Tudor entwickelte allein das als Chronometer zertifizierte Automatikkaliber MT5621
Die Bremont Jaguar MKI und ihr Kaliber BWC/01-10 mit Rotor im Retro-Lenkradstil von La Joux-Perret
Nomos lanciert das flache und sparsame neue Automatikbasiskaliber DUW3001
Meistersinger Circularis, Kaliber MSH01 von Synergies Horlogères
Alleinstellungsmerkmal
Das Behältnis spielt keine Rolle, Hauptsache die Präzision stimmt.
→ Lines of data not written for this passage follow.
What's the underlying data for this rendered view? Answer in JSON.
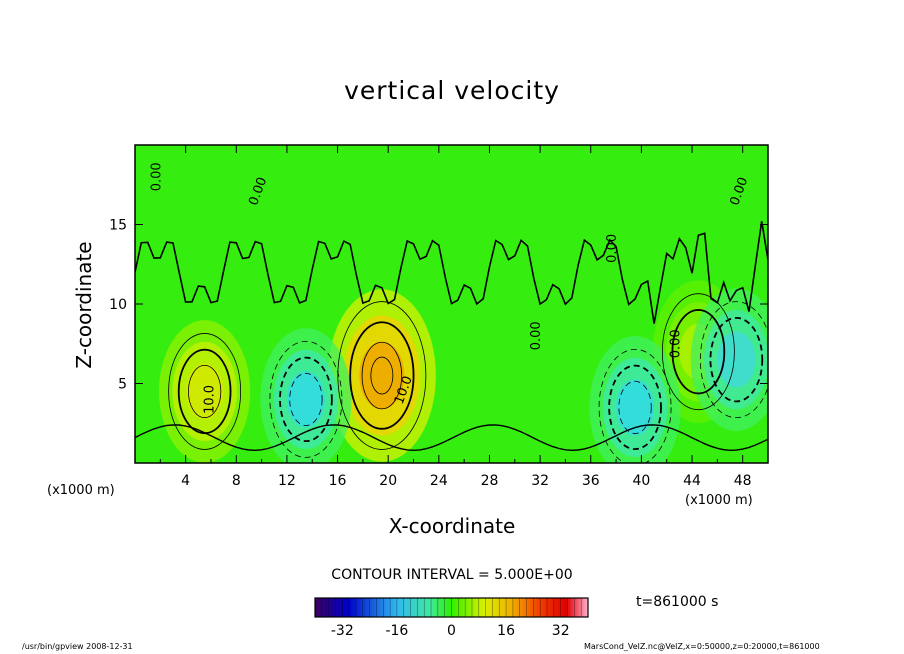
{
  "chart_data": {
    "type": "heatmap",
    "title": "vertical velocity",
    "xlabel": "X-coordinate",
    "ylabel": "Z-coordinate",
    "x_unit": "(x1000 m)",
    "xlim": [
      0,
      50
    ],
    "ylim": [
      0,
      20
    ],
    "x_ticks": [
      4,
      8,
      12,
      16,
      20,
      24,
      28,
      32,
      36,
      40,
      44,
      48
    ],
    "y_ticks": [
      5,
      10,
      15
    ],
    "contour_interval": "CONTOUR INTERVAL = 5.000E+00",
    "contour_labels": [
      "0.00",
      "0.00",
      "0.00",
      "0.00",
      "0.00",
      "0.00",
      "10.0",
      "10.0"
    ],
    "colorbar": {
      "min": -40,
      "max": 40,
      "ticks": [
        -32,
        -16,
        0,
        16,
        32
      ]
    },
    "time_label": "t=861000 s",
    "features": [
      {
        "name": "updraft",
        "x": 5.5,
        "z": 4.5,
        "peak": 18
      },
      {
        "name": "updraft",
        "x": 19.5,
        "z": 5.5,
        "peak": 32
      },
      {
        "name": "updraft",
        "x": 44.5,
        "z": 7,
        "peak": 10
      },
      {
        "name": "downdraft",
        "x": 13.5,
        "z": 4,
        "peak": -16
      },
      {
        "name": "downdraft",
        "x": 39.5,
        "z": 3.5,
        "peak": -16
      },
      {
        "name": "downdraft",
        "x": 47.5,
        "z": 6.5,
        "peak": -14
      }
    ]
  },
  "footer": {
    "left": "/usr/bin/gpview   2008-12-31",
    "right": "MarsCond_VelZ.nc@VelZ,x=0:50000,z=0:20000,t=861000"
  }
}
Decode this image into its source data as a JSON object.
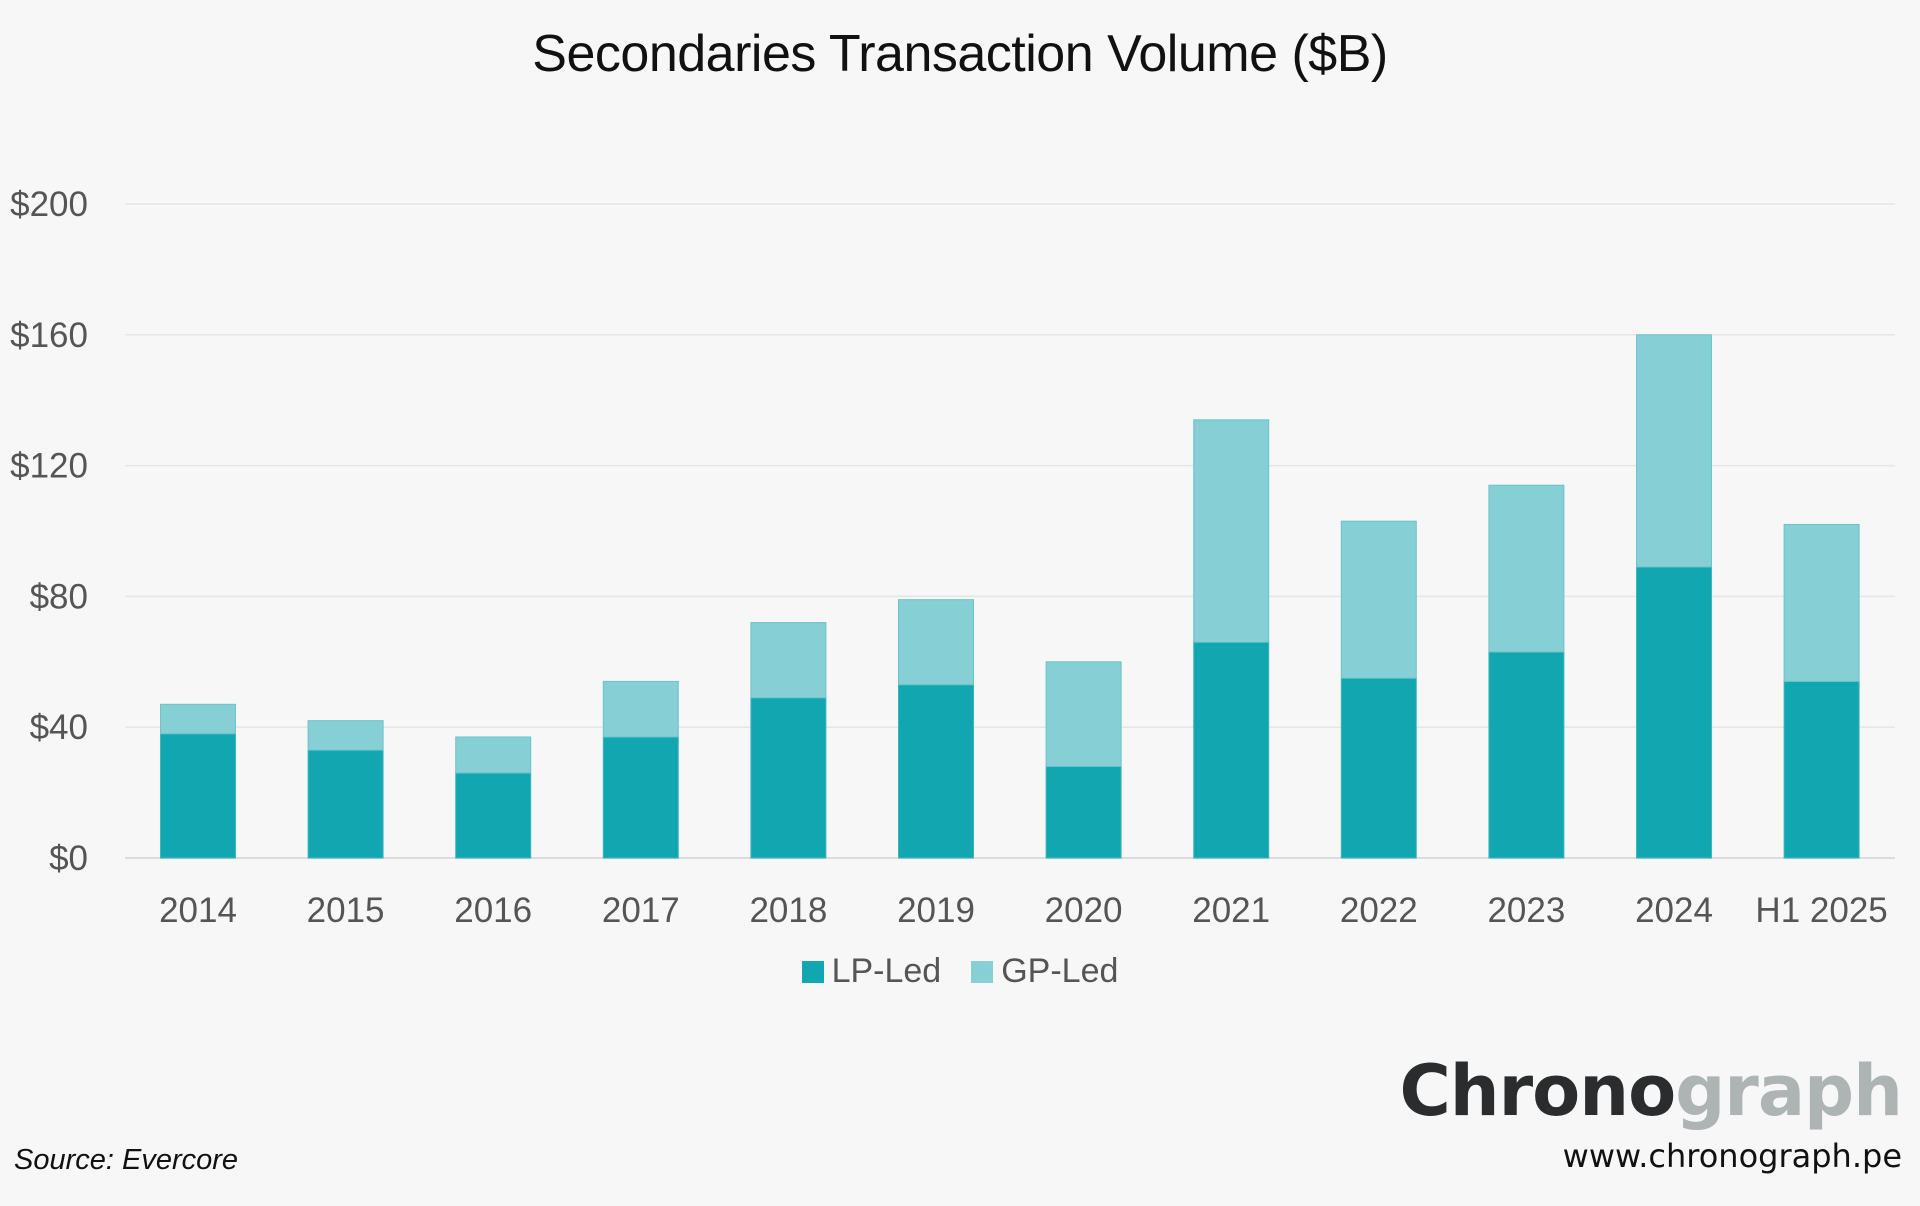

Das Wettrennen um die Entwicklung neuer Kaliber läuft auf Hochtouren. Neben dem Argument der Unabhängigkeit brüsten sich die Marken mit der Einzigartigkeit. Oberstes Ziel ist die Exklusivität, denn ein eigenes Werk ist das beste Alleinstellungsmerkmal. Die Personalisierung ist dabei das A und O: Ein Rotor mit Markenlogo ist ein ästhetisches Detail, das einen von der Konkurrenz unterscheidet. Manchmal geht es aber um viel mehr als nur ein Detail. Oris hat sich statt für die fast unverrückbaren 48 Stunden Gangreserve für zehn Tage entschieden. Das Kaliber 110 wurde gerade von der jüngsten Version 111 mit Datum zusätzlich zur nicht linearen Gangreserve abgelöst. Diese Marke, einst ein bedeutender Uhrenhersteller, knüpft so an den Ruhm vergangener Zeiten an. Der deutschen Marke Nomos, die gerade ein neues flaches und besonders sparsames Automatikwerk lanciert hat, liegt das auch im Blut. Prestige, Herkunft und Komplexität variieren bei den aktuellen Innovationen stark. Alle bereichern jedoch die Uhrenlandschaft. Sie räumen mit der mechanischen Monotonie im unteren und mittleren Segment – dem Herzstück der Schweizer Uhrenindustrie – auf.